Security is about layers. Simply because a hacker “could” do something, does not mean it’s a bad idea. Getting the encryption key when it’s not stored in the database requires the hacker to now have access not to just the database but to another system as well.
Some of those practices may be generally applied for non-healthcare settings as well.
The relevant parts of HIPAA are the duty to not disclose PHI to unauthorized recipients and breach notification requirements if you do incorrectly disclose PHI (the HIPAA breach notification rule).
The magic of encryption is that HIPAA provides safe harbor if the data stolen/lost/intercepted was encrypted to certain standards. So if you lose an encrypted hard drive full of PHI, or someone breaks into your servers and steals encrypted data but not the decryption capability, then it's not considered a breach under HIPAA and you do not need to notify anyone.
Tons of PHI isn't stored encrypted at rest. Physical theft of the hard drive from the practice's back-end EHR database server hasn't generally been high priority on the HIPAA breach potential risk assessment list. But nearly all data in transit, on employee laptops, etc. will be encrypted, because that's where you want the safety net of the safe harbor provision.
https://support.apple.com/guide/icloud/what-you-can-do-with-...
Hardcoding a key would be a bad idea. You would need some way to rotate keys. Maybe also encrypt the actual data encryption keys under another key encrypting key.
But this only defends against attacks which can't get that key (e.g. a SQL injection attack that just dumps table contents).

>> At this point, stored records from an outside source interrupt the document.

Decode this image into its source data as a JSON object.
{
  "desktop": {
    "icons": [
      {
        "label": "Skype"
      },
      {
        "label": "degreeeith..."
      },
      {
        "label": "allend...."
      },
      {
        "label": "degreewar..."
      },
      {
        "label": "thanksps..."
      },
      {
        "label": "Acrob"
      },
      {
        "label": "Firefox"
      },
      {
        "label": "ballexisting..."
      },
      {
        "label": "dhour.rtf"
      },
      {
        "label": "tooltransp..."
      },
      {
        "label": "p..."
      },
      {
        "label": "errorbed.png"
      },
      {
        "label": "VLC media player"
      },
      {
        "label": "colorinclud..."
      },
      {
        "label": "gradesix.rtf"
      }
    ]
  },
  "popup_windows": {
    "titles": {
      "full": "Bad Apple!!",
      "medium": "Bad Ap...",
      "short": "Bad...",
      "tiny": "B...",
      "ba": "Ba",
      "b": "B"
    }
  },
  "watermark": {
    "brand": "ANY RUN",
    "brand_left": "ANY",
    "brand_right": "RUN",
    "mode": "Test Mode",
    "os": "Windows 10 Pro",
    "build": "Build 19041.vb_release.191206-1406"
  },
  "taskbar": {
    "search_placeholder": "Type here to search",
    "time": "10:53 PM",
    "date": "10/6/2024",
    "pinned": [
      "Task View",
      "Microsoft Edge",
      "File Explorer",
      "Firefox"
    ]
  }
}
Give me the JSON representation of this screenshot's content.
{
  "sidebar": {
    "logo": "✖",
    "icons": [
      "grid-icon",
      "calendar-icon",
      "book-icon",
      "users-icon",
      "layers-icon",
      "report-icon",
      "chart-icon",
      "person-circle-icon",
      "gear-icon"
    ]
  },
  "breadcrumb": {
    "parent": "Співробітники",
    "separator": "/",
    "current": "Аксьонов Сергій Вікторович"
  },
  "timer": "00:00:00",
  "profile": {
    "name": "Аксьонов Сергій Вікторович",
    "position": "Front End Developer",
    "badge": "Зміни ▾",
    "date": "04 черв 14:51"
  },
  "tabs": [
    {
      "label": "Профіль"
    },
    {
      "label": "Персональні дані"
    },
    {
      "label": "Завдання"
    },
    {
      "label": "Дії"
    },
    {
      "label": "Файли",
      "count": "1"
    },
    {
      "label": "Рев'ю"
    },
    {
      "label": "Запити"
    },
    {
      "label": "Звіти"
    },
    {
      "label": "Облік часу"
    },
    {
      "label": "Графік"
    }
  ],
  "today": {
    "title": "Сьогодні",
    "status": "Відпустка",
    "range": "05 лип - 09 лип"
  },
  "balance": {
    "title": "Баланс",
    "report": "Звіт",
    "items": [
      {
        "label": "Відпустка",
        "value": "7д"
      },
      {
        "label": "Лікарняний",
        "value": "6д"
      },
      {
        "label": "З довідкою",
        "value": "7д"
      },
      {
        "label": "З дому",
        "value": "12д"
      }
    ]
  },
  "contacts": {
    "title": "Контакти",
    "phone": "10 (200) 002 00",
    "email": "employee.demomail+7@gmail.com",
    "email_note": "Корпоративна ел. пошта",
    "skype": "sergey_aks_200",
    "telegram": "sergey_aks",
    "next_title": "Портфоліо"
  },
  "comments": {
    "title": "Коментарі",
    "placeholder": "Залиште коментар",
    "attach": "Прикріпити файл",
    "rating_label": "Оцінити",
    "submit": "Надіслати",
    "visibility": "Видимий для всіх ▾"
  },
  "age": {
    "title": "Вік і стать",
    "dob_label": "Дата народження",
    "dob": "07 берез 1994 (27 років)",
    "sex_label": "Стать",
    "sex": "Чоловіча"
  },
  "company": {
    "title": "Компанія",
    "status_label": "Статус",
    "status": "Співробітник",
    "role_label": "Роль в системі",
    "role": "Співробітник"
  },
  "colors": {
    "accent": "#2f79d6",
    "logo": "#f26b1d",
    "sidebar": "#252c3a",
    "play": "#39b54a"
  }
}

Having said that, you only need to decrypt if you want to send an email, for logging in you could just store a one way salted hash.
More importantly, this is a lot of effort to protect data that isn't usually regarded as that sensitive (unlike the passwords). If I had the security budget to do that, I'd almost certainly spend it on something else.
It sounds like payment data was stored in a separate database that had a different set of credentials (for this I am grateful).
Thanks to The Plex Security Team for providing details quickly.
> Rest assured that credit card and other payment data are not stored on our servers at all and were not vulnerable in this incident.
Edit: Not sure why I would be getting down-voted for this. Security breaches are a big deal, but if the only result of this for the users is that we need to change our passwords that's a fairly good outcome, no? :-) The biggest hurdle ahead for Plex is to figure out exactly what these attackers did, if they were directly targeted and for how long they were in their network. A lot of the times a incident is discovered it's discovered a long time after the first breach (based on my own personal experience)
Understand that sending emails that are not SPAM, to potentially millions of people is NOT a trivial exercise.